In this episode of the Women Killing It! podcast, host Sally Hubbard introduces us to Katrina Majkut, a visual artist and writer who made the leap from equities research to creating meaningful works. Based in New York, Katrina is dedicated to understanding how social tradition impacts civil rights through writing, embroidery and painting with a focus on feminism and western wedding traditions.
Katrina, whose art is featured in the library at The National Museum of Women in the Arts in DC, has been listed as 1 of 4 international artists starting a new chapter in feminist art by Mic Media and published her first non-fiction book – The Adventures and Discoveries of a Feminist Bride: What No One Tells You Before You Say I Do – in March 2018.
“There’s this Harvard Business study that looks at actions within life moments, and it doesn’t matter how educated, how feminist you are. When you hit a life marker, you tend to revert to really traditional gender roles.”
In this episode, Katrina shares what inspired her journey into this work, how she educates people about weddings and offers egalitarian solutions to them, and why the excuse of – “it’s just tradition” can be harmful when it comes to weddings.
Katrina feels that equitable wedding planning and ceremony can lay the foundation for a more equitable marriage down the road. She and Sally discuss how not having an equal division of labor at home affects the gender pay gap, other options besides changing your name, and choice feminism.
“I’m very excited everyone’s marching in the women’s march, they’re supporting Planned Parenthood, they’re doing all these different things. But if they don’t practice what they preach at home, that sense of equality in the public sphere is going to be that much harder to achieve.
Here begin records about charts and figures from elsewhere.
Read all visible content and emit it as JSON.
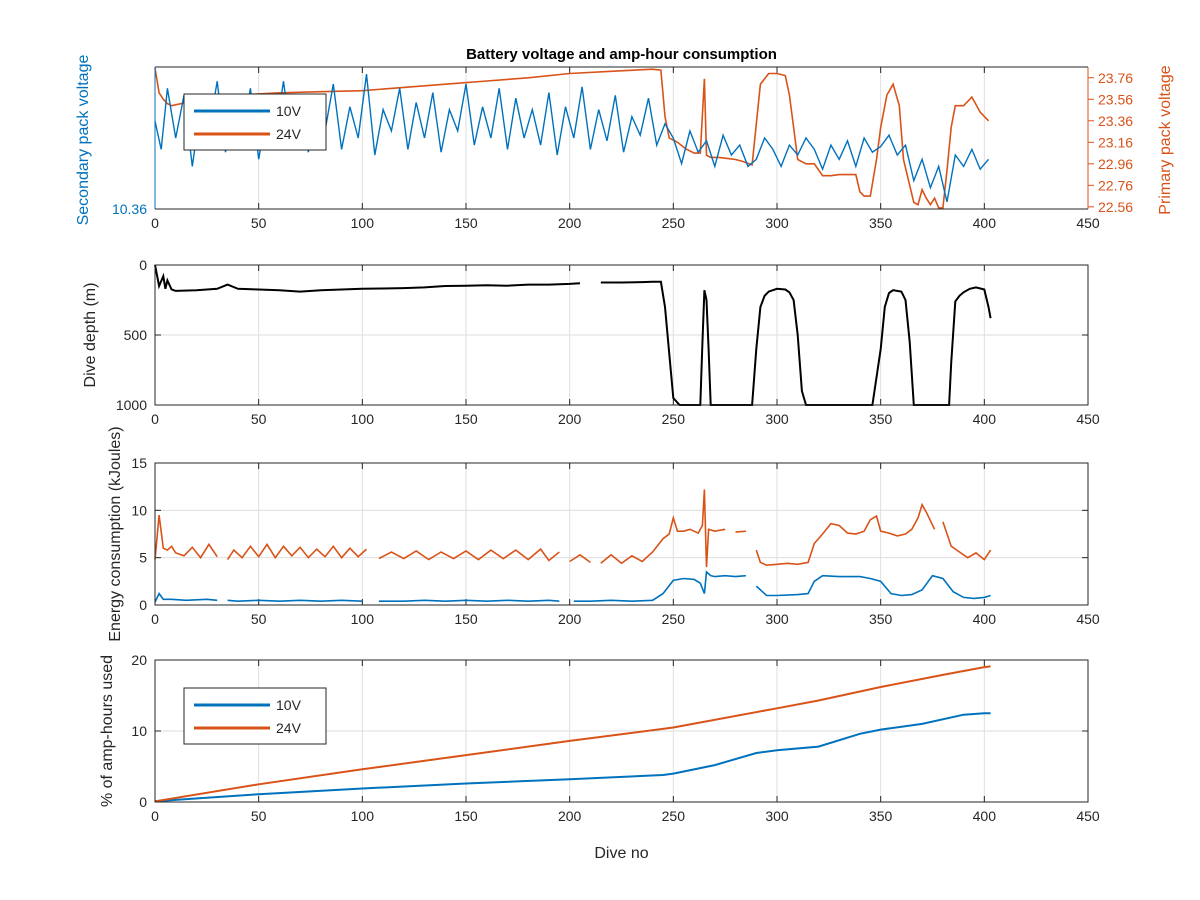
{
  "figure": {
    "title": "Battery voltage and amp-hour consumption",
    "xlabel": "Dive no",
    "colors": {
      "blue": "#0072bd",
      "orange": "#d95319",
      "black": "#000000",
      "grid": "#dedede",
      "axis": "#262626"
    }
  },
  "chart_data": [
    {
      "type": "line",
      "panel": "voltage",
      "title": "Battery voltage and amp-hour consumption",
      "xlabel": "",
      "ylabel_left": "Secondary pack voltage",
      "ylabel_right": "Primary pack voltage",
      "xlim": [
        0,
        450
      ],
      "x_ticks": [
        "0",
        "50",
        "100",
        "150",
        "200",
        "250",
        "300",
        "350",
        "400",
        "450"
      ],
      "y_left_ticks": [
        "10.36"
      ],
      "y_right_ticks": [
        "22.56",
        "22.76",
        "22.96",
        "23.16",
        "23.36",
        "23.56",
        "23.76"
      ],
      "ylim_right": [
        22.54,
        23.86
      ],
      "legend": {
        "placement": "top-left",
        "entries": [
          "10V",
          "24V"
        ]
      },
      "grid": true,
      "series": [
        {
          "name": "10V",
          "axis": "left",
          "color": "#0072bd",
          "x": [
            0,
            3,
            6,
            10,
            14,
            18,
            22,
            26,
            30,
            34,
            38,
            42,
            46,
            50,
            54,
            58,
            62,
            66,
            70,
            74,
            78,
            82,
            86,
            90,
            94,
            98,
            102,
            106,
            110,
            114,
            118,
            122,
            126,
            130,
            134,
            138,
            142,
            146,
            150,
            154,
            158,
            162,
            166,
            170,
            174,
            178,
            182,
            186,
            190,
            194,
            198,
            202,
            206,
            210,
            214,
            218,
            222,
            226,
            230,
            234,
            238,
            242,
            246,
            250,
            254,
            258,
            262,
            266,
            270,
            274,
            278,
            282,
            286,
            290,
            294,
            298,
            302,
            306,
            310,
            314,
            318,
            322,
            326,
            330,
            334,
            338,
            342,
            346,
            350,
            354,
            358,
            362,
            366,
            370,
            374,
            378,
            382,
            386,
            390,
            394,
            398,
            402
          ],
          "y": [
            0.62,
            0.42,
            0.85,
            0.5,
            0.8,
            0.3,
            0.72,
            0.55,
            0.9,
            0.4,
            0.75,
            0.5,
            0.85,
            0.35,
            0.7,
            0.52,
            0.9,
            0.45,
            0.68,
            0.4,
            0.78,
            0.55,
            0.88,
            0.42,
            0.72,
            0.5,
            0.95,
            0.38,
            0.7,
            0.55,
            0.85,
            0.42,
            0.75,
            0.5,
            0.82,
            0.4,
            0.7,
            0.55,
            0.88,
            0.45,
            0.72,
            0.5,
            0.85,
            0.42,
            0.78,
            0.5,
            0.7,
            0.45,
            0.82,
            0.38,
            0.72,
            0.5,
            0.86,
            0.42,
            0.7,
            0.48,
            0.8,
            0.4,
            0.65,
            0.52,
            0.78,
            0.45,
            0.6,
            0.5,
            0.32,
            0.55,
            0.4,
            0.48,
            0.3,
            0.52,
            0.38,
            0.45,
            0.3,
            0.35,
            0.5,
            0.42,
            0.3,
            0.45,
            0.38,
            0.5,
            0.42,
            0.28,
            0.45,
            0.35,
            0.48,
            0.3,
            0.5,
            0.4,
            0.44,
            0.52,
            0.38,
            0.45,
            0.2,
            0.35,
            0.15,
            0.3,
            0.05,
            0.38,
            0.3,
            0.42,
            0.28,
            0.35
          ]
        },
        {
          "name": "24V",
          "axis": "right",
          "color": "#d95319",
          "x": [
            0,
            2,
            4,
            6,
            8,
            20,
            40,
            60,
            80,
            100,
            120,
            140,
            160,
            180,
            200,
            220,
            240,
            244,
            246,
            248,
            252,
            256,
            260,
            263,
            265,
            266,
            268,
            272,
            276,
            280,
            284,
            288,
            292,
            296,
            300,
            304,
            306,
            308,
            310,
            314,
            318,
            322,
            326,
            330,
            334,
            338,
            340,
            342,
            345,
            348,
            350,
            353,
            356,
            359,
            361,
            364,
            366,
            368,
            370,
            372,
            374,
            376,
            378,
            380,
            382,
            384,
            386,
            388,
            390,
            394,
            398,
            402
          ],
          "y": [
            23.85,
            23.62,
            23.56,
            23.52,
            23.5,
            23.55,
            23.6,
            23.62,
            23.63,
            23.64,
            23.67,
            23.7,
            23.73,
            23.76,
            23.8,
            23.82,
            23.84,
            23.83,
            23.4,
            23.2,
            23.16,
            23.1,
            23.06,
            23.06,
            23.75,
            23.04,
            23.02,
            23.02,
            23.01,
            23.0,
            22.98,
            22.95,
            23.7,
            23.8,
            23.8,
            23.78,
            23.6,
            23.3,
            23.0,
            22.96,
            22.96,
            22.85,
            22.85,
            22.86,
            22.86,
            22.86,
            22.7,
            22.66,
            22.66,
            23.0,
            23.3,
            23.6,
            23.7,
            23.5,
            23.0,
            22.76,
            22.6,
            22.58,
            22.72,
            22.64,
            22.58,
            22.64,
            22.55,
            22.55,
            22.9,
            23.3,
            23.5,
            23.5,
            23.5,
            23.58,
            23.44,
            23.36
          ]
        }
      ]
    },
    {
      "type": "line",
      "panel": "depth",
      "title": "",
      "xlabel": "",
      "ylabel": "Dive depth (m)",
      "xlim": [
        0,
        450
      ],
      "ylim": [
        0,
        1000
      ],
      "y_reversed": true,
      "x_ticks": [
        "0",
        "50",
        "100",
        "150",
        "200",
        "250",
        "300",
        "350",
        "400",
        "450"
      ],
      "y_ticks": [
        "0",
        "500",
        "1000"
      ],
      "grid": true,
      "series": [
        {
          "name": "",
          "color": "#000000",
          "x": [
            0,
            2,
            4,
            5,
            6,
            8,
            10,
            20,
            30,
            35,
            40,
            50,
            60,
            70,
            80,
            90,
            100,
            110,
            120,
            130,
            140,
            150,
            160,
            170,
            180,
            190,
            200,
            205,
            210,
            215,
            225,
            235,
            240,
            244,
            246,
            250,
            253,
            256,
            260,
            263,
            264,
            265,
            266,
            267,
            268,
            270,
            275,
            285,
            288,
            290,
            292,
            294,
            296,
            300,
            304,
            306,
            308,
            310,
            312,
            314,
            316,
            320,
            330,
            340,
            346,
            350,
            352,
            354,
            356,
            360,
            362,
            364,
            366,
            368,
            370,
            375,
            383,
            384,
            386,
            388,
            390,
            393,
            396,
            400,
            402,
            403
          ],
          "y": [
            0,
            150,
            80,
            170,
            110,
            175,
            185,
            180,
            170,
            140,
            170,
            175,
            180,
            190,
            180,
            175,
            170,
            168,
            165,
            160,
            150,
            148,
            145,
            148,
            140,
            140,
            135,
            130,
            null,
            125,
            125,
            122,
            120,
            120,
            300,
            950,
            1000,
            1000,
            1000,
            1000,
            560,
            180,
            250,
            600,
            1000,
            1000,
            1000,
            1000,
            1000,
            600,
            300,
            220,
            190,
            170,
            175,
            195,
            250,
            500,
            900,
            1000,
            1000,
            1000,
            1000,
            1000,
            1000,
            600,
            300,
            200,
            180,
            190,
            250,
            550,
            1000,
            1000,
            1000,
            1000,
            1000,
            700,
            260,
            220,
            195,
            170,
            160,
            175,
            300,
            380
          ]
        }
      ]
    },
    {
      "type": "line",
      "panel": "energy",
      "title": "",
      "xlabel": "",
      "ylabel": "Energy consumption (kJoules)",
      "xlim": [
        0,
        450
      ],
      "ylim": [
        0,
        15
      ],
      "x_ticks": [
        "0",
        "50",
        "100",
        "150",
        "200",
        "250",
        "300",
        "350",
        "400",
        "450"
      ],
      "y_ticks": [
        "0",
        "5",
        "10",
        "15"
      ],
      "grid": true,
      "series": [
        {
          "name": "24V",
          "color": "#d95319",
          "x": [
            0,
            2,
            4,
            6,
            8,
            10,
            14,
            18,
            22,
            26,
            30,
            null,
            35,
            38,
            42,
            46,
            50,
            54,
            58,
            62,
            66,
            70,
            74,
            78,
            82,
            86,
            90,
            94,
            98,
            102,
            null,
            108,
            114,
            120,
            126,
            132,
            138,
            144,
            150,
            156,
            162,
            168,
            174,
            180,
            186,
            190,
            195,
            null,
            200,
            205,
            210,
            null,
            215,
            220,
            225,
            230,
            235,
            240,
            245,
            248,
            250,
            252,
            255,
            258,
            262,
            264,
            265,
            266,
            267,
            270,
            275,
            null,
            280,
            285,
            null,
            290,
            292,
            295,
            300,
            305,
            310,
            315,
            318,
            322,
            326,
            330,
            334,
            338,
            342,
            345,
            348,
            350,
            354,
            358,
            362,
            365,
            368,
            370,
            372,
            376,
            null,
            380,
            384,
            388,
            392,
            396,
            400,
            403
          ],
          "y": [
            4.8,
            9.5,
            6.0,
            5.8,
            6.2,
            5.5,
            5.2,
            6.1,
            5.0,
            6.4,
            5.1,
            null,
            4.8,
            5.8,
            5.0,
            6.2,
            5.1,
            6.4,
            5.0,
            6.2,
            5.2,
            6.1,
            5.0,
            5.9,
            5.1,
            6.2,
            5.0,
            6.0,
            5.1,
            5.9,
            null,
            4.9,
            5.6,
            4.9,
            5.7,
            4.8,
            5.6,
            4.9,
            5.7,
            4.8,
            5.8,
            4.9,
            5.8,
            4.8,
            5.9,
            4.7,
            5.6,
            null,
            4.6,
            5.3,
            4.5,
            null,
            4.4,
            5.3,
            4.4,
            5.2,
            4.6,
            5.6,
            7.0,
            7.5,
            9.2,
            7.8,
            7.8,
            8.0,
            7.6,
            8.4,
            12.2,
            4.0,
            8.0,
            7.8,
            8.0,
            null,
            7.7,
            7.8,
            null,
            5.8,
            4.5,
            4.2,
            4.3,
            4.4,
            4.3,
            4.5,
            6.5,
            7.5,
            8.6,
            8.4,
            7.6,
            7.5,
            7.8,
            9.0,
            9.4,
            7.8,
            7.6,
            7.3,
            7.5,
            8.0,
            9.2,
            10.6,
            9.8,
            8.0,
            null,
            8.8,
            6.2,
            5.6,
            5.0,
            5.5,
            4.8,
            5.8
          ]
        },
        {
          "name": "10V",
          "color": "#0072bd",
          "x": [
            0,
            2,
            4,
            8,
            15,
            25,
            30,
            null,
            35,
            40,
            50,
            60,
            70,
            80,
            90,
            100,
            null,
            108,
            120,
            130,
            140,
            150,
            160,
            170,
            180,
            190,
            195,
            null,
            202,
            210,
            220,
            230,
            240,
            245,
            250,
            255,
            260,
            263,
            265,
            266,
            268,
            270,
            275,
            280,
            285,
            null,
            290,
            295,
            300,
            310,
            315,
            318,
            322,
            330,
            340,
            345,
            350,
            355,
            360,
            365,
            370,
            375,
            380,
            385,
            390,
            395,
            400,
            403
          ],
          "y": [
            0.3,
            1.2,
            0.6,
            0.6,
            0.5,
            0.6,
            0.5,
            null,
            0.5,
            0.4,
            0.5,
            0.4,
            0.5,
            0.4,
            0.5,
            0.4,
            null,
            0.4,
            0.4,
            0.5,
            0.4,
            0.5,
            0.4,
            0.5,
            0.4,
            0.5,
            0.4,
            null,
            0.4,
            0.4,
            0.5,
            0.4,
            0.5,
            1.2,
            2.6,
            2.8,
            2.7,
            2.3,
            1.2,
            3.5,
            3.1,
            3.0,
            3.1,
            3.0,
            3.1,
            null,
            2.0,
            1.0,
            1.0,
            1.1,
            1.2,
            2.5,
            3.1,
            3.0,
            3.0,
            2.8,
            2.5,
            1.2,
            1.0,
            1.1,
            1.6,
            3.1,
            2.8,
            1.4,
            0.8,
            0.7,
            0.8,
            1.0
          ]
        }
      ]
    },
    {
      "type": "line",
      "panel": "amp-hours",
      "title": "",
      "xlabel": "Dive no",
      "ylabel": "% of amp-hours used",
      "xlim": [
        0,
        450
      ],
      "ylim": [
        0,
        20
      ],
      "x_ticks": [
        "0",
        "50",
        "100",
        "150",
        "200",
        "250",
        "300",
        "350",
        "400",
        "450"
      ],
      "y_ticks": [
        "0",
        "10",
        "20"
      ],
      "legend": {
        "placement": "top-left",
        "entries": [
          "10V",
          "24V"
        ]
      },
      "grid": true,
      "series": [
        {
          "name": "10V",
          "color": "#0072bd",
          "x": [
            0,
            50,
            100,
            150,
            200,
            245,
            250,
            270,
            290,
            300,
            320,
            340,
            350,
            370,
            390,
            400,
            403
          ],
          "y": [
            0.1,
            1.1,
            1.9,
            2.6,
            3.2,
            3.8,
            4.0,
            5.2,
            6.9,
            7.3,
            7.8,
            9.6,
            10.2,
            11.0,
            12.3,
            12.5,
            12.5
          ]
        },
        {
          "name": "24V",
          "color": "#d95319",
          "x": [
            0,
            50,
            100,
            150,
            200,
            250,
            300,
            320,
            350,
            380,
            400,
            403
          ],
          "y": [
            0.1,
            2.5,
            4.6,
            6.6,
            8.6,
            10.5,
            13.2,
            14.3,
            16.2,
            17.9,
            19.0,
            19.1
          ]
        }
      ]
    }
  ]
}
And so, yeah, I think we have to rethink what it is we do in our personal lives.”
Part of Katrina’s work as a visual artist is cross-stitch embroidery, an art form that is still really gendered. She talks about why she does embroidery work around women’s health and the body, and why this art form isn’t embraced in the art world even today. She uses her art to bring awareness to what women need for their health, including non-binary and trans women.